At the end of the 19th century, Mshamboza, a relation of Dzoole, set up his village at Chibanzi, to the east of what is today known as Mponela. At that time, Mponela was non-existent. As a young man, he demonstrated his immense skills in hunting and in administration.

What is perhaps more interesting is that Mshamboza, urged by nobody but himself, undertook a trip on foot to Bandawe after learning that white missionaries were running schools there. He wanted to meet them and ask them to come to Chibanzi to establish a school in his village, albeit not for himself. He knew that he had gone past school-going age himself, but hoped the young people from his village would benefit from the facility.

On reaching Bandawe, he was told that he need not have walked that long distance because, just  a few kilometres from Chibanzi, Dutch Reformed missionaries, under Rev Robert Blake, were establishing a mission station and a school at Msitu-wa-Nthulu on the foot of Kongwe Mountain.

Upon his return from Bandawe, Mshamboza did not hesitate to go to Kongwe to meet Robert Blake. The missionary was both surprised and impressed that for the first time a native had asked him for a school. Blake promised that he would send somebody to Chibanzi to establish a church and a school.

Probably Mshamboza’s greatest prowess was in agriculture. Without politicians, extension workers and education, Mshamboza embarked on crude irrigation at Chibanzi, growing such crops as maize, onions and wheat. He used to sell his wheat to white missionaries and administrators at Nkhotakota, Dowa, Mvera, Malirana in Dedza and right into Mozambique. Today, we are dreaming of one day turning Malawi into a producing and exporting country. Mshamboza achieved it 100 years ago.
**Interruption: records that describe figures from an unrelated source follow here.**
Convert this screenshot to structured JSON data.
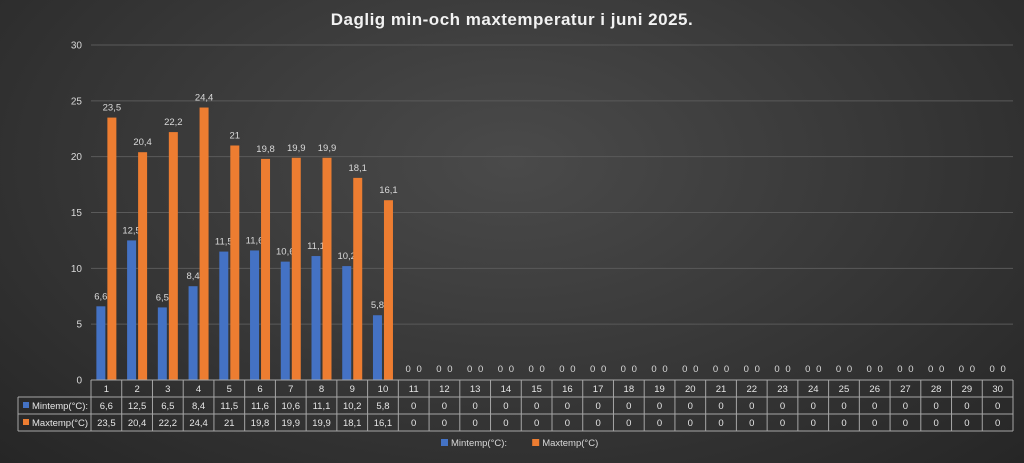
{
  "chart_data": {
    "type": "bar",
    "title": "Daglig min-och maxtemperatur i juni 2025.",
    "categories": [
      "1",
      "2",
      "3",
      "4",
      "5",
      "6",
      "7",
      "8",
      "9",
      "10",
      "11",
      "12",
      "13",
      "14",
      "15",
      "16",
      "17",
      "18",
      "19",
      "20",
      "21",
      "22",
      "23",
      "24",
      "25",
      "26",
      "27",
      "28",
      "29",
      "30"
    ],
    "series": [
      {
        "name": "Mintemp(°C):",
        "color": "#4472c4",
        "values": [
          6.6,
          12.5,
          6.5,
          8.4,
          11.5,
          11.6,
          10.6,
          11.1,
          10.2,
          5.8,
          0,
          0,
          0,
          0,
          0,
          0,
          0,
          0,
          0,
          0,
          0,
          0,
          0,
          0,
          0,
          0,
          0,
          0,
          0,
          0
        ],
        "labels": [
          "6,6",
          "12,5",
          "6,5",
          "8,4",
          "11,5",
          "11,6",
          "10,6",
          "11,1",
          "10,2",
          "5,8",
          "0",
          "0",
          "0",
          "0",
          "0",
          "0",
          "0",
          "0",
          "0",
          "0",
          "0",
          "0",
          "0",
          "0",
          "0",
          "0",
          "0",
          "0",
          "0",
          "0"
        ]
      },
      {
        "name": "Maxtemp(°C)",
        "color": "#ed7d31",
        "values": [
          23.5,
          20.4,
          22.2,
          24.4,
          21,
          19.8,
          19.9,
          19.9,
          18.1,
          16.1,
          0,
          0,
          0,
          0,
          0,
          0,
          0,
          0,
          0,
          0,
          0,
          0,
          0,
          0,
          0,
          0,
          0,
          0,
          0,
          0
        ],
        "labels": [
          "23,5",
          "20,4",
          "22,2",
          "24,4",
          "21",
          "19,8",
          "19,9",
          "19,9",
          "18,1",
          "16,1",
          "0",
          "0",
          "0",
          "0",
          "0",
          "0",
          "0",
          "0",
          "0",
          "0",
          "0",
          "0",
          "0",
          "0",
          "0",
          "0",
          "0",
          "0",
          "0",
          "0"
        ]
      }
    ],
    "ylim": [
      0,
      30
    ],
    "yticks": [
      "0",
      "5",
      "10",
      "15",
      "20",
      "25",
      "30"
    ],
    "grid": true,
    "data_table": true,
    "legend_position": "bottom"
  }
}
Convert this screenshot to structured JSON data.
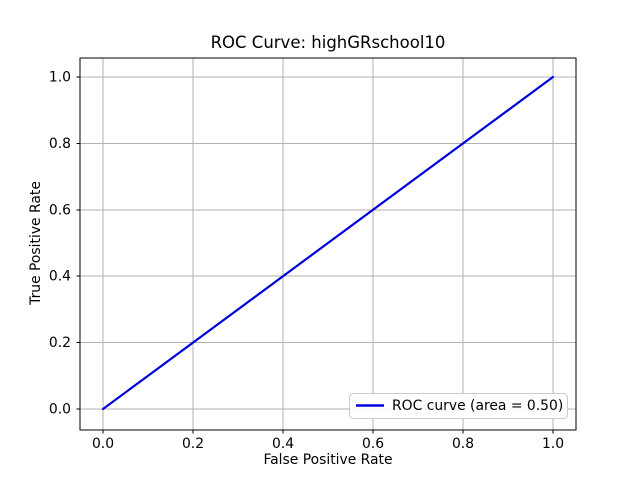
{
  "chart_data": {
    "type": "line",
    "title": "ROC Curve: highGRschool10",
    "xlabel": "False Positive Rate",
    "ylabel": "True Positive Rate",
    "xlim": [
      -0.05,
      1.05
    ],
    "ylim": [
      -0.05,
      1.05
    ],
    "xticks": [
      "0.0",
      "0.2",
      "0.4",
      "0.6",
      "0.8",
      "1.0"
    ],
    "yticks": [
      "0.0",
      "0.2",
      "0.4",
      "0.6",
      "0.8",
      "1.0"
    ],
    "grid": true,
    "auc": 0.5,
    "series": [
      {
        "name": "ROC curve (area = 0.50)",
        "x": [
          0.0,
          1.0
        ],
        "y": [
          0.0,
          1.0
        ],
        "color": "#0000dd",
        "linewidth": 2.2
      }
    ],
    "legend": {
      "position": "lower right",
      "entries": [
        {
          "label": "ROC curve (area = 0.50)",
          "color": "#0000dd"
        }
      ]
    }
  },
  "colors": {
    "background": "#ffffff",
    "grid": "#b2b2b2",
    "spine": "#000000",
    "tick": "#000000",
    "legend_border": "#cccccc",
    "legend_fill": "#ffffff"
  }
}
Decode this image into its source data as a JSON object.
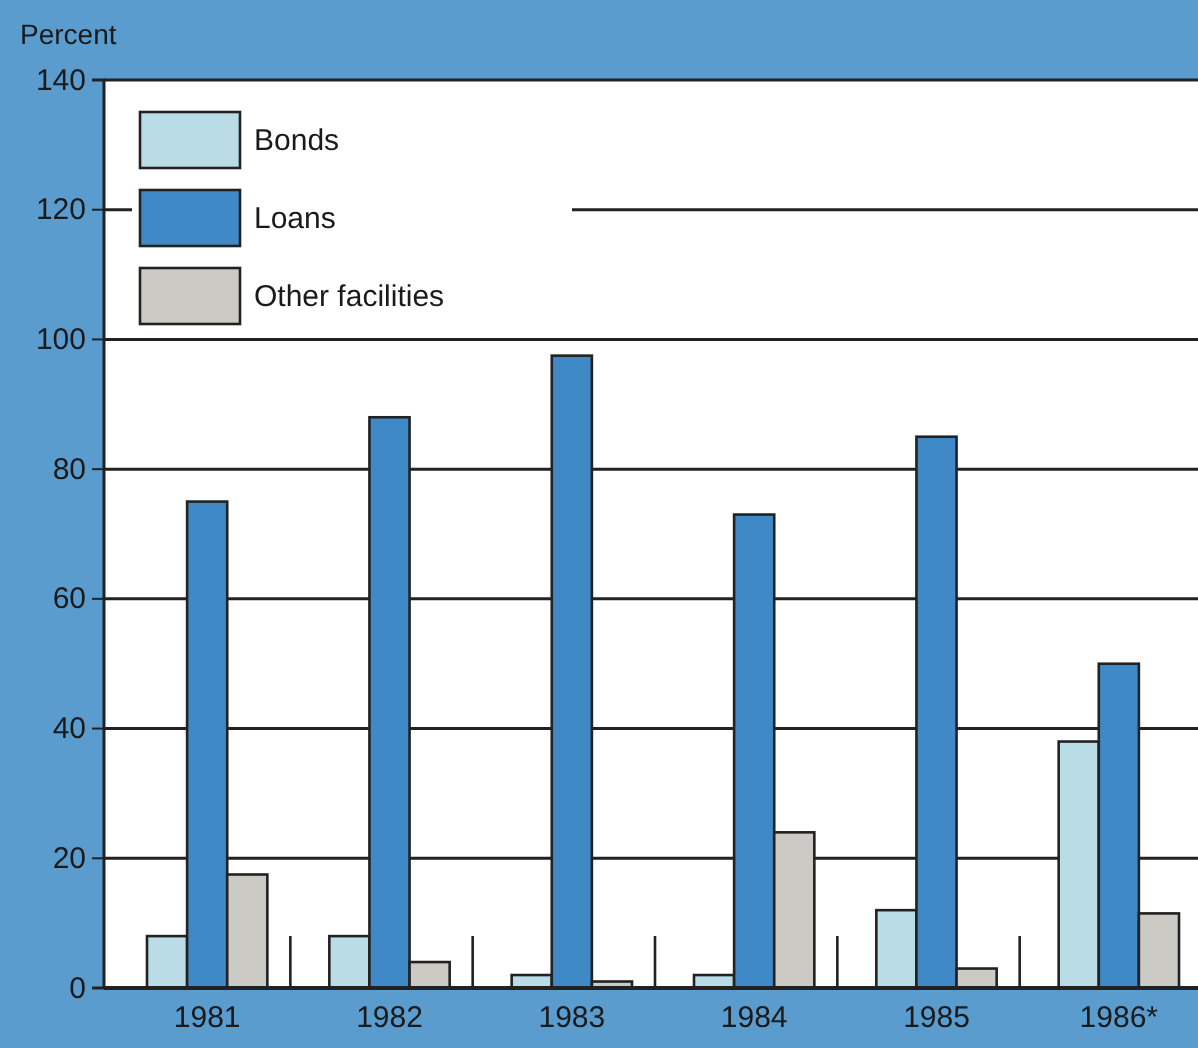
{
  "chart_data": {
    "type": "bar",
    "ylabel": "Percent",
    "categories": [
      "1981",
      "1982",
      "1983",
      "1984",
      "1985",
      "1986*"
    ],
    "series": [
      {
        "name": "Bonds",
        "color": "#b9dce6",
        "values": [
          8,
          8,
          2,
          2,
          12,
          38
        ]
      },
      {
        "name": "Loans",
        "color": "#3f8ac6",
        "values": [
          75,
          88,
          97.5,
          73,
          85,
          50
        ]
      },
      {
        "name": "Other facilities",
        "color": "#cbcac5",
        "values": [
          17.5,
          4,
          1,
          24,
          3,
          11.5
        ]
      }
    ],
    "ylim": [
      0,
      140
    ],
    "yticks": [
      0,
      20,
      40,
      60,
      80,
      100,
      120,
      140
    ],
    "grid": "y",
    "legend": "top left"
  }
}
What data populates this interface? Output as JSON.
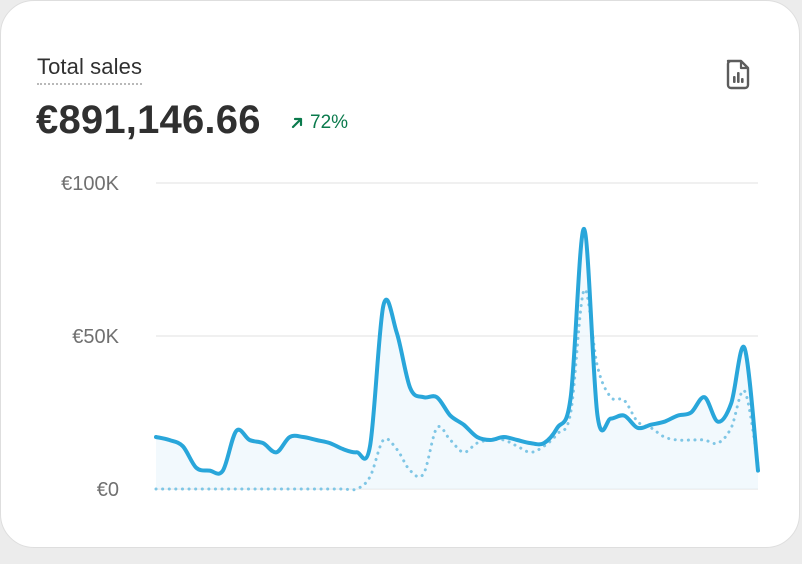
{
  "card": {
    "title": "Total sales",
    "value": "€891,146.66",
    "change": "72%",
    "change_direction": "up",
    "change_color": "#0a7a4c",
    "report_icon": "report-file-icon"
  },
  "chart_data": {
    "type": "line",
    "y_ticks": [
      "€100K",
      "€50K",
      "€0"
    ],
    "ylim": [
      0,
      100000
    ],
    "grid": true,
    "colors": {
      "current": "#29a6da",
      "comparison": "#7fc6e5"
    },
    "series": [
      {
        "style": "solid",
        "values": [
          17000,
          16000,
          14000,
          7000,
          6000,
          6000,
          19000,
          16000,
          15000,
          12000,
          17000,
          17000,
          16000,
          15000,
          13000,
          12000,
          14000,
          60000,
          51000,
          33000,
          30000,
          30000,
          24000,
          21000,
          17000,
          16000,
          17000,
          16000,
          15000,
          15000,
          20000,
          30000,
          85000,
          24000,
          23000,
          24000,
          20000,
          21000,
          22000,
          24000,
          25000,
          30000,
          22000,
          28000,
          46000,
          6000
        ]
      },
      {
        "style": "dotted",
        "values": [
          0,
          0,
          0,
          0,
          0,
          0,
          0,
          0,
          0,
          0,
          0,
          0,
          0,
          0,
          0,
          0,
          4000,
          16000,
          13000,
          6000,
          5000,
          20000,
          16000,
          12000,
          15000,
          16000,
          16000,
          14000,
          12000,
          14000,
          18000,
          25000,
          65000,
          40000,
          30000,
          29000,
          22000,
          20000,
          17000,
          16000,
          16000,
          16000,
          15000,
          20000,
          32000,
          8000
        ]
      }
    ]
  }
}
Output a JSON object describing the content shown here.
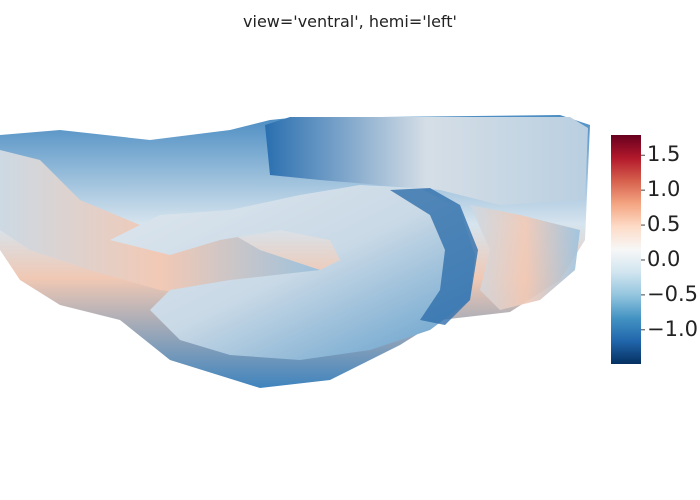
{
  "chart_data": {
    "type": "surface",
    "title": "view='ventral', hemi='left'",
    "colorscale": [
      "#053061",
      "#2166ac",
      "#4393c3",
      "#92c5de",
      "#d1e5f0",
      "#f7f7f7",
      "#fddbc7",
      "#f4a582",
      "#d6604d",
      "#b2182b",
      "#67001f"
    ],
    "clim": [
      -1.49,
      1.79
    ],
    "cticks": [
      1.5,
      {
        "value": 1,
        "label": "1.0"
      },
      0.5,
      {
        "value": 0,
        "label": "0.0"
      },
      {
        "value": -0.5,
        "label": "−0.5"
      },
      {
        "value": -1,
        "label": "−1.0"
      }
    ]
  }
}
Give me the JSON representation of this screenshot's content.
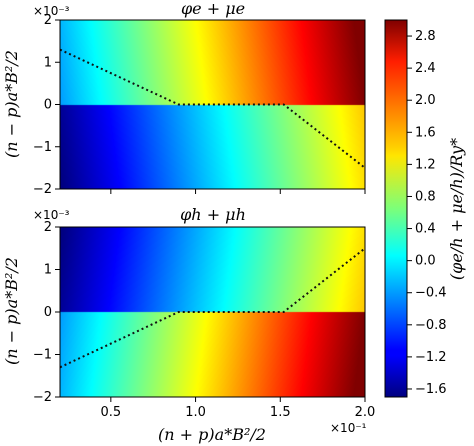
{
  "chart_data": [
    {
      "type": "heatmap",
      "title": "φe + μe",
      "multiplier_y": "×10⁻³",
      "ylabel": "(n − p)a*B²/2",
      "xlim": [
        0.2,
        2.0
      ],
      "ylim": [
        -2,
        2
      ],
      "y_ticks": [
        "−2",
        "−1",
        "0",
        "1",
        "2"
      ],
      "field": {
        "upper_at_xmin": -0.4,
        "upper_at_xmax": 3.0,
        "lower_at_xmin": -1.6,
        "lower_at_xmax": 1.5,
        "y_weight": 0.06
      },
      "boundary_line": {
        "style": "dotted",
        "x": [
          0.2,
          0.9,
          1.52,
          2.0
        ],
        "y": [
          1.3,
          0.0,
          0.0,
          -1.5
        ]
      }
    },
    {
      "type": "heatmap",
      "title": "φh + μh",
      "multiplier_y": "×10⁻³",
      "ylabel": "(n − p)a*B²/2",
      "xlabel": "(n + p)a*B²/2",
      "multiplier_x": "×10⁻¹",
      "xlim": [
        0.2,
        2.0
      ],
      "ylim": [
        -2,
        2
      ],
      "x_ticks": [
        "0.5",
        "1.0",
        "1.5",
        "2.0"
      ],
      "y_ticks": [
        "−2",
        "−1",
        "0",
        "1",
        "2"
      ],
      "field": {
        "upper_at_xmin": -1.6,
        "upper_at_xmax": 1.5,
        "lower_at_xmin": -0.4,
        "lower_at_xmax": 3.0,
        "y_weight": -0.06
      },
      "boundary_line": {
        "style": "dotted",
        "x": [
          0.2,
          0.9,
          1.52,
          2.0
        ],
        "y": [
          -1.3,
          0.0,
          0.0,
          1.5
        ]
      }
    }
  ],
  "colorbar": {
    "label": "(φe/h + μe/h)/Ry*",
    "colormap": "jet",
    "vmin": -1.7,
    "vmax": 3.0,
    "ticks": [
      "2.8",
      "2.4",
      "2.0",
      "1.6",
      "1.2",
      "0.8",
      "0.4",
      "0.0",
      "−0.4",
      "−0.8",
      "−1.2",
      "−1.6"
    ]
  }
}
The tragedy for Dowa and for Malawi is that nobody followed up Mshamboza. There has been no deliberate effort to find out how he did what he did and what could be done to improve on what he achieved. Apart from one S. J. Nthara who published a book on Mshamboza, nobody else has researched into this Dowa gem of yesteryear. Our students today do not know anything about him or any of our local heroes. They know more about Vasco da Gama than  Mshamboza, more about Marco Polo than  Zintonga Gomani of Ntcheu and, yes, more about Christopher Columbus than the “boy who harnessed the wind”, William Kamkwamba of Kasungu. Shame!